Configuration & Environment Overrides

The cluster definition also supports overriding configuration properties and environment variables, either per role or per role group, where the more specific override (role group) has precedence over the less specific one (role).

Overriding certain properties can lead to faulty clusters. In general this means, do not change ports, hostnames or properties related to data dirs, high-availability or security.

Configuration Properties

For a role or role group, at the same level of config, you can specify configOverrides for the following files:

  • hdfs-site.xml

  • core-site.xml

  • hadoop-policy.xml

  • ssl-server.xml

  • ssl-client.xml

  • security.properties

For example, if you want to set additional properties on the namenode servers, adapt the nameNodes section of the cluster resource like so:

nameNodes:
  roleGroups:
    default:
      config: [...]
      configOverrides:
        core-site.xml:
          fs.trash.interval: "5"
        hdfs-site.xml:
          dfs.namenode.num.checkpoints.retained: "3"
      replicas: 2

Just as for the config, it is possible to specify this at role level as well:

nameNodes:
  configOverrides:
    core-site.xml:
      fs.trash.interval: "5"
    hdfs-site.xml:
      dfs.namenode.num.checkpoints.retained: "3"
  roleGroups:
    default:
      config: [...]
      replicas: 2

All override property values must be strings. The properties will be formatted and escaped correctly into the XML file.

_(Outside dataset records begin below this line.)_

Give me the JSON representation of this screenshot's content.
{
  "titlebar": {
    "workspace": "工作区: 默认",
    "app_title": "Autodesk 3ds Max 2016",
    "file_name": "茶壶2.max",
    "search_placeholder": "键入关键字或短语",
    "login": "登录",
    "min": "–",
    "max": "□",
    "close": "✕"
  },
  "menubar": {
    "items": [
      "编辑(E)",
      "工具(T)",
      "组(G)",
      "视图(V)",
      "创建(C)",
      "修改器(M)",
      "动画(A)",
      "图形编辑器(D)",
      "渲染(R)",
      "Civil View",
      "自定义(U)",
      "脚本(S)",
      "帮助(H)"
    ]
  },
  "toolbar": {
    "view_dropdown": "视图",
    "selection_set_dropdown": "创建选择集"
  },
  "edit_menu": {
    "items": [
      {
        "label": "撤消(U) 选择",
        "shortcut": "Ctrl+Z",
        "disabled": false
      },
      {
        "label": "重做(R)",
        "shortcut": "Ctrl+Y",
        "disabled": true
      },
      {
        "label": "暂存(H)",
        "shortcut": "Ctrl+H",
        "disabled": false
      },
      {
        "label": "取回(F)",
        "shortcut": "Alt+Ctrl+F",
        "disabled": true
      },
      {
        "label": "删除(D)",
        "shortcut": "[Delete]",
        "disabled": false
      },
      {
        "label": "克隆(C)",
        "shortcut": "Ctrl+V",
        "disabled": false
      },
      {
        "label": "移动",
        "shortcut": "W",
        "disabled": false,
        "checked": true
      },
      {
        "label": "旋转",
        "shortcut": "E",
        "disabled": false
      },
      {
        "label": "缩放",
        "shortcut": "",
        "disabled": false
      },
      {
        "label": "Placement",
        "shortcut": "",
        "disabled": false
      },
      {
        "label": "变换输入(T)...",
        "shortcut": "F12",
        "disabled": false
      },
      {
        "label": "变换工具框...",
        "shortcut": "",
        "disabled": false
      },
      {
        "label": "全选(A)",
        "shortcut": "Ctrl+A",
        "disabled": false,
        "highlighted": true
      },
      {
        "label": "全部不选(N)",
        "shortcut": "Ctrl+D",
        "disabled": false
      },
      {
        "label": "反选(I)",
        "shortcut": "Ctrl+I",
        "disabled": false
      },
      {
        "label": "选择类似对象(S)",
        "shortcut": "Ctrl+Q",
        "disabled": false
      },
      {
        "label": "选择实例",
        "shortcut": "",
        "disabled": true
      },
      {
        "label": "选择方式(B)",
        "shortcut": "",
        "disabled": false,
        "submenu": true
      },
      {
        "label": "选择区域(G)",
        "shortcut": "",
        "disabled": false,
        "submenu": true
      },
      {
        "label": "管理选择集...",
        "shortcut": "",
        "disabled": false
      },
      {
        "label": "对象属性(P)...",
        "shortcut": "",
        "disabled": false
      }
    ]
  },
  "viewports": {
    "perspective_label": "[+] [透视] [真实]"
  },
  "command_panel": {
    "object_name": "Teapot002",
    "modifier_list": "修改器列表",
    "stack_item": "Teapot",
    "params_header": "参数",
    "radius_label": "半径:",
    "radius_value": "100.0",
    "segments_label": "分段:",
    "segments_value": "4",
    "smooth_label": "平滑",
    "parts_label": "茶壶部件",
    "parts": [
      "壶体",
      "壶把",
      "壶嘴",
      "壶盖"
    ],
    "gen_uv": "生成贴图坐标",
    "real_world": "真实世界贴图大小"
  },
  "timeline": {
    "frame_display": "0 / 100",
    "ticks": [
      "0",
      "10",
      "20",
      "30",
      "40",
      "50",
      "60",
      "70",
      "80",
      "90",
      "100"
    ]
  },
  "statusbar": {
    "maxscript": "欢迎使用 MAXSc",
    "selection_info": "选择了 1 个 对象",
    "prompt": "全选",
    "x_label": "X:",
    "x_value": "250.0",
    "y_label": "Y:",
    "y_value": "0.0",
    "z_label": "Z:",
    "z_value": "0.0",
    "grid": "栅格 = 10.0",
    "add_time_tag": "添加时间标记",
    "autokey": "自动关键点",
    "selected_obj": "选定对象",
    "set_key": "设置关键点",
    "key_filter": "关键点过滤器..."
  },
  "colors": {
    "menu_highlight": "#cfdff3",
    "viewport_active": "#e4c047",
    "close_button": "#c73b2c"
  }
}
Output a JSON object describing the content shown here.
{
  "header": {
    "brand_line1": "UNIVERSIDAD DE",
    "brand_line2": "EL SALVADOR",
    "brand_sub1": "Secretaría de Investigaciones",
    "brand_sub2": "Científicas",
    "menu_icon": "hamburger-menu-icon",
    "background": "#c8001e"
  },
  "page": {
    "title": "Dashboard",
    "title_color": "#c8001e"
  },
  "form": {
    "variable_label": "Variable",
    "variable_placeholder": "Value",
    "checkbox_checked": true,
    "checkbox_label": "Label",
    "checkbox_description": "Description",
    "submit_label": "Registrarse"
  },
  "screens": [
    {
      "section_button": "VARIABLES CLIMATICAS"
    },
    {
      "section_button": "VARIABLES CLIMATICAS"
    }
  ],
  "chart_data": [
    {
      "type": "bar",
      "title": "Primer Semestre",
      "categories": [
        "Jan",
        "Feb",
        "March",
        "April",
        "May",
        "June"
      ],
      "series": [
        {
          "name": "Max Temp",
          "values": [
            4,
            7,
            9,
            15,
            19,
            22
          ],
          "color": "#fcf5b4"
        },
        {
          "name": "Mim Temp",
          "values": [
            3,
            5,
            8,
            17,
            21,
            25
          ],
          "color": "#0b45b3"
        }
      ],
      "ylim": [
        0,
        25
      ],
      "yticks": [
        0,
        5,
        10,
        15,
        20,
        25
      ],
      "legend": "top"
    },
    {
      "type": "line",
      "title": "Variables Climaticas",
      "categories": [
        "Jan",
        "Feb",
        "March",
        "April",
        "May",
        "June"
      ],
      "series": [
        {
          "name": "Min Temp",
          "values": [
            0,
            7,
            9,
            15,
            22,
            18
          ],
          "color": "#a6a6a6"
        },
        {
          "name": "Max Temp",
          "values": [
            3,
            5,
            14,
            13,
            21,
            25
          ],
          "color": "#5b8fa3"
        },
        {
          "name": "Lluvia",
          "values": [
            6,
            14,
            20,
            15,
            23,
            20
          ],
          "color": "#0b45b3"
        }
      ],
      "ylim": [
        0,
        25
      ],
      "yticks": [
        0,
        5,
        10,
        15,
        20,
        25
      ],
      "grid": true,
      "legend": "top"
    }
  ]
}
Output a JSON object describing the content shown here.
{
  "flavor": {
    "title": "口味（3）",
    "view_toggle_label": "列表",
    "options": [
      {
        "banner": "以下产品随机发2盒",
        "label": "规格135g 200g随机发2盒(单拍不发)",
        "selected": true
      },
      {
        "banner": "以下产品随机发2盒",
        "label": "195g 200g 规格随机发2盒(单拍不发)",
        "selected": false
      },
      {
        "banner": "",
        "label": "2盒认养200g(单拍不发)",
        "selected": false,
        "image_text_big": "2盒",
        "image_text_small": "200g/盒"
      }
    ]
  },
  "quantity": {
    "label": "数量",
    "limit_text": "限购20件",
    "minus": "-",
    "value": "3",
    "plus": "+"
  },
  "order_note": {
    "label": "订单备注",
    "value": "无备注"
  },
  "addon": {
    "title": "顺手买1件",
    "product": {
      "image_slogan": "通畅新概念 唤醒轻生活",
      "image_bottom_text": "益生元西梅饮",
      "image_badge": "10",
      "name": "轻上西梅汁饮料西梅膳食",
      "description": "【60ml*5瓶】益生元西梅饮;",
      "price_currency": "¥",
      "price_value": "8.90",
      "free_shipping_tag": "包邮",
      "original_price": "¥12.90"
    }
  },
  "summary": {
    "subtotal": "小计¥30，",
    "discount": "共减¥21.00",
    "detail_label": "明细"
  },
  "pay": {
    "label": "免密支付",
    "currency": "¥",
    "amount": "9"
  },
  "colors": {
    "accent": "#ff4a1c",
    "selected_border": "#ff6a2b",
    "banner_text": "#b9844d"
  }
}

For a full list of configuration options we refer to the Apache Hdfs documentation for hdfs-site.xml and core-site.xml

The security.properties file

The security.properties file is used to configure JVM security properties. It is very seldom that users need to tweak any of these, but there is one use-case that stands out, and that users need to be aware of: the JVM DNS cache.

The JVM manages it’s own cache of successfully resolved host names as well as a cache of host names that cannot be resolved. Some products of the Stackable platform are very sensible to the contents of these caches and their performance is heavily affected by them. As of version 3.3.4 HDFS performs poorly if the positive cache is disabled. To cache resolved host names, and thus speeding up Hbase queries you can configure the TTL of entries in the positive cache like this:

  namenodes:
    configOverrides:
      security.properties:
        networkaddress.cache.ttl: "30"
        networkaddress.cache.negative.ttl: "0"
  datanodes:
    configOverrides:
      security.properties:
        networkaddress.cache.ttl: "30"
        networkaddress.cache.negative.ttl: "0"
  journalnodes:
    configOverrides:
      security.properties:
        networkaddress.cache.ttl: "30"
        networkaddress.cache.negative.ttl: "0"
The operator configures DNS caching by default as shown in the example above.

Environment Variables

In a similar fashion, environment variables can be (over)written. For example per role group:

nameNodes:
  roleGroups:
    default:
      config: {}
      envOverrides:
        MY_ENV_VAR: "MY_VALUE"
      replicas: 1

or per role:

nameNodes:
  envOverrides:
    MY_ENV_VAR: "MY_VALUE"
  roleGroups:
    default:
      config: {}
      replicas: 1
Some environment variables will be overriden by the operator and cannot be set manually by the user. These are HADOOP_HOME, HADOOP_CONF_DIR, POD_NAME and ZOOKEEPER.